Van Gelder komt uit een echte bakkersfamilie, met veel passie neemt hij ons mee door de nieuwe bakkerij in Bleiswijk. “Voorheen stond de bakkerij in Alphen aan de Rijn, met het oog op de groei van Hoogvliet werd hier in Bleiswijk een grotere bakkerij neergezet. Sinds twee jaar bakken we hier al het brood. We bakken zeven dagen in de week, om onze winkels vier keer per dag van vers brood te voorzien.”
In grote silo’s zien we de verschillende soorten meel die de bakkerij gebruikt. Waar de tarwe vandaan komt? “Voornamelijk uit Frankrijk en Duitsland. Kwalitatief gezien komt hier de beste kwaliteitstarwe voor broodtoepassing vandaan”, legt Van Gelder uit. Tarwe uit Nederland wordt zelden gebruikt.
Op het inpakken van de broden na, is het volledige proces gemechaniseerd. Van Gelder: “In de receptencomputer geven we aan wat en hoeveel we willen maken. Vervolgens wordt alles automatisch gemengd, en wordt het volgens receptuur gekneed en verwerkt.”

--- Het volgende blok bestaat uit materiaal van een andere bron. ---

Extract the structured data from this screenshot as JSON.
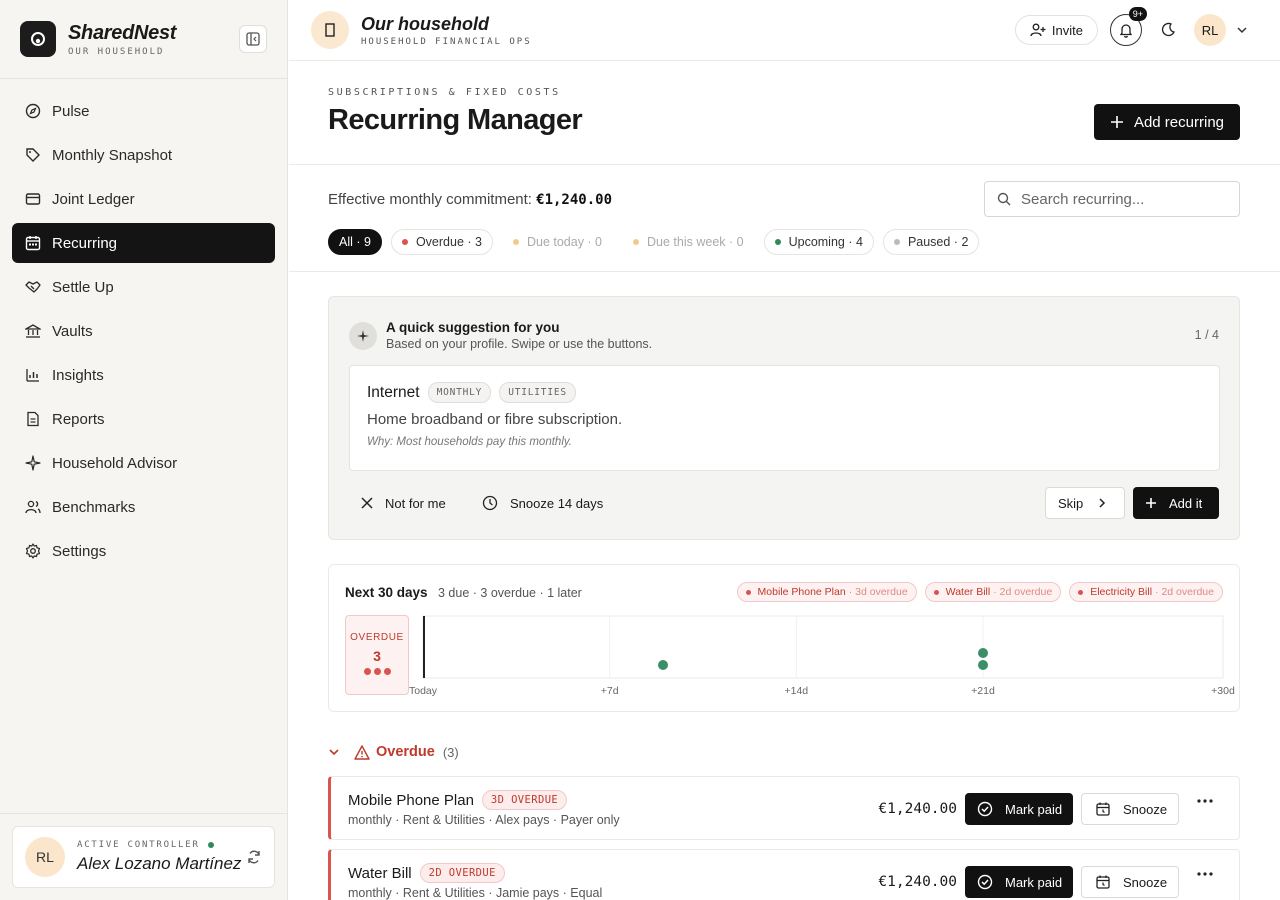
{
  "brand": {
    "name": "SharedNest",
    "sub": "OUR HOUSEHOLD"
  },
  "nav": [
    {
      "label": "Pulse",
      "icon": "compass-icon"
    },
    {
      "label": "Monthly Snapshot",
      "icon": "tag-icon"
    },
    {
      "label": "Joint Ledger",
      "icon": "card-icon"
    },
    {
      "label": "Recurring",
      "icon": "calendar-icon",
      "active": true
    },
    {
      "label": "Settle Up",
      "icon": "handshake-icon"
    },
    {
      "label": "Vaults",
      "icon": "bank-icon"
    },
    {
      "label": "Insights",
      "icon": "chart-icon"
    },
    {
      "label": "Reports",
      "icon": "document-icon"
    },
    {
      "label": "Household Advisor",
      "icon": "sparkle-icon"
    },
    {
      "label": "Benchmarks",
      "icon": "users-icon"
    },
    {
      "label": "Settings",
      "icon": "gear-icon"
    }
  ],
  "controller": {
    "initials": "RL",
    "label": "ACTIVE CONTROLLER",
    "name": "Alex Lozano Martínez"
  },
  "topbar": {
    "title": "Our household",
    "sub": "HOUSEHOLD FINANCIAL OPS",
    "invite": "Invite",
    "badge": "9+",
    "user_initials": "RL"
  },
  "header": {
    "eyebrow": "SUBSCRIPTIONS & FIXED COSTS",
    "title": "Recurring Manager",
    "add_label": "Add recurring"
  },
  "filters": {
    "commit_label": "Effective monthly commitment:",
    "commit_amount": "€1,240.00",
    "search_placeholder": "Search recurring...",
    "chips": [
      {
        "label": "All · 9",
        "state": "active"
      },
      {
        "label": "Overdue · 3",
        "dot": "#d9534f"
      },
      {
        "label": "Due today · 0",
        "dot": "#f3c98b",
        "state": "muted"
      },
      {
        "label": "Due this week · 0",
        "dot": "#f3c98b",
        "state": "muted"
      },
      {
        "label": "Upcoming · 4",
        "dot": "#2e8b57"
      },
      {
        "label": "Paused · 2",
        "dot": "#bbbbbb"
      }
    ]
  },
  "suggestion": {
    "title": "A quick suggestion for you",
    "sub": "Based on your profile. Swipe or use the buttons.",
    "count": "1 / 4",
    "name": "Internet",
    "tags": [
      "MONTHLY",
      "UTILITIES"
    ],
    "desc": "Home broadband or fibre subscription.",
    "why": "Why: Most households pay this monthly.",
    "not_for_me": "Not for me",
    "snooze": "Snooze 14 days",
    "skip": "Skip",
    "add": "Add it"
  },
  "timeline": {
    "title": "Next 30 days",
    "sub": "3 due · 3 overdue · 1 later",
    "pills": [
      {
        "name": "Mobile Phone Plan",
        "status": "· 3d overdue"
      },
      {
        "name": "Water Bill",
        "status": "· 2d overdue"
      },
      {
        "name": "Electricity Bill",
        "status": "· 2d overdue"
      }
    ],
    "overdue_label": "OVERDUE",
    "overdue_count": "3",
    "ticks": [
      "Today",
      "+7d",
      "+14d",
      "+21d",
      "+30d"
    ],
    "tick_days": [
      0,
      7,
      14,
      21,
      30
    ],
    "items_days": [
      9,
      21,
      21
    ],
    "dot_color": "#3a8f66"
  },
  "overdue": {
    "label": "Overdue",
    "count": "(3)",
    "rows": [
      {
        "name": "Mobile Phone Plan",
        "badge": "3D OVERDUE",
        "meta": "monthly · Rent & Utilities · Alex pays · Payer only",
        "amount": "€1,240.00",
        "paid": "Mark paid",
        "snooze": "Snooze"
      },
      {
        "name": "Water Bill",
        "badge": "2D OVERDUE",
        "meta": "monthly · Rent & Utilities · Jamie pays · Equal",
        "amount": "€1,240.00",
        "paid": "Mark paid",
        "snooze": "Snooze"
      }
    ]
  }
}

In zekere zin verschilt een industriële bakker niet heel veel van de ambachtelijke bakker
“In zekere zin verschilt een industriële bakker niet heel veel van de ambachtelijke bakker. We hebben een vergelijkbaar proces qua kneden en deegverwerking. Ook de machines zijn – op het formaat na – nagenoeg gelijk aan elkaar. Het grote verschil zit in de hoeveelheid brood die we bakken en in de mechanisatie, we sjouwen niet meer met zakken meel of bloem. Per uur bakken we 7.000 broden en 24.000 bolletjes.”
Toevoegingen aan brood
Hoogvliet is een discountformule, de klant verwacht het brood dus ook voor een bepaalde prijs. Wat betekent dit voor de ingrediënten in het brood? Van Gelder: “Naast een goede prijs, verwacht onze klant ook een kwalitatief goed, vers en houdbaar product. In de praktijk betekent dit dat we voor een aantal broden een broodverbeteraar als ascorbinezuur (vitamine C, E300) gebruiken. Daarnaast produceren we ook brood met minder of zonder E-nummers.”
Het is een misvatting dat we in Nederland L-cysteïne gebruiken dat wordt gewonnen uit mensenhaar, dat is bij wet verboden
Hoe het zit met het veelbesproken E-nummer L-cysteïne (E920), legt Van Gelder ook uit: “Het is een misvatting dat we in Nederland L-cysteïne gebruiken dat wordt gewonnen uit mensenhaar, dat is bij wet verboden. Wanneer een bepaald recept – ter bevordering van de soepelheid van het deeg – deze toevoeging nodig heeft, dan gebruiken we een variant van niet-dierlijke oorsprong. De L-cysteïne die in de producten van Hoogvliet wordt gebruikt, is gemaakt via fermentatie van suikers. Het is gemaakt met plantaardige grondstoffen en niet van dierlijke oorsprong. L-cysteïne is één van de twintig van nature voorkomende aminozuren. L-cysteïne is ook van nature aanwezig in de tarwekorrel.”
De bakkerij van Hoogvliet heeft drie productielijnen waarmee ze 25 verschillende soorten brood maken. Ze maken bus- en boerenbrood, vloerbrood en verschillende soorten zacht kleinbrood. Tijdens ons bezoek worden er onder andere krentenbollen gebakken.
Overschot
Het brood dat aan het einde van de dag niet verkocht is, of niet goedgekeurd is in de fabriek, wordt in het distributiecentrum in Alphen aan de Rijn verzameld. “Vanuit daar wordt het opgehaald om te verwerken tot veevoeder.”
Het broodschap van de toekomst
Tijden veranderen en zo ook de vraag naar brood. Bij Hoogvliet is de category manager verantwoordelijk voor het bijhouden van de trends en het samenstellen van het broodassortiment. “We hebben een heel groot broodassortiment waarvan we het grootste deel zelf maken, een klein deel met onder andere glutenvrije en desembroden kopen we in bij andere leveranciers. In de toekomst gaan de vraag en het aanbod veranderen. Ik verwacht een breder assortiment met meer invulling aan speciale broden, of broden met een bijzondere oorsprong. Ook denk ik dat de vraag naar kleinere eenheden brood groeit. Daar gaan we de komende jaren gehoor aan geven”, besluit Van Gelder zijn verhaal.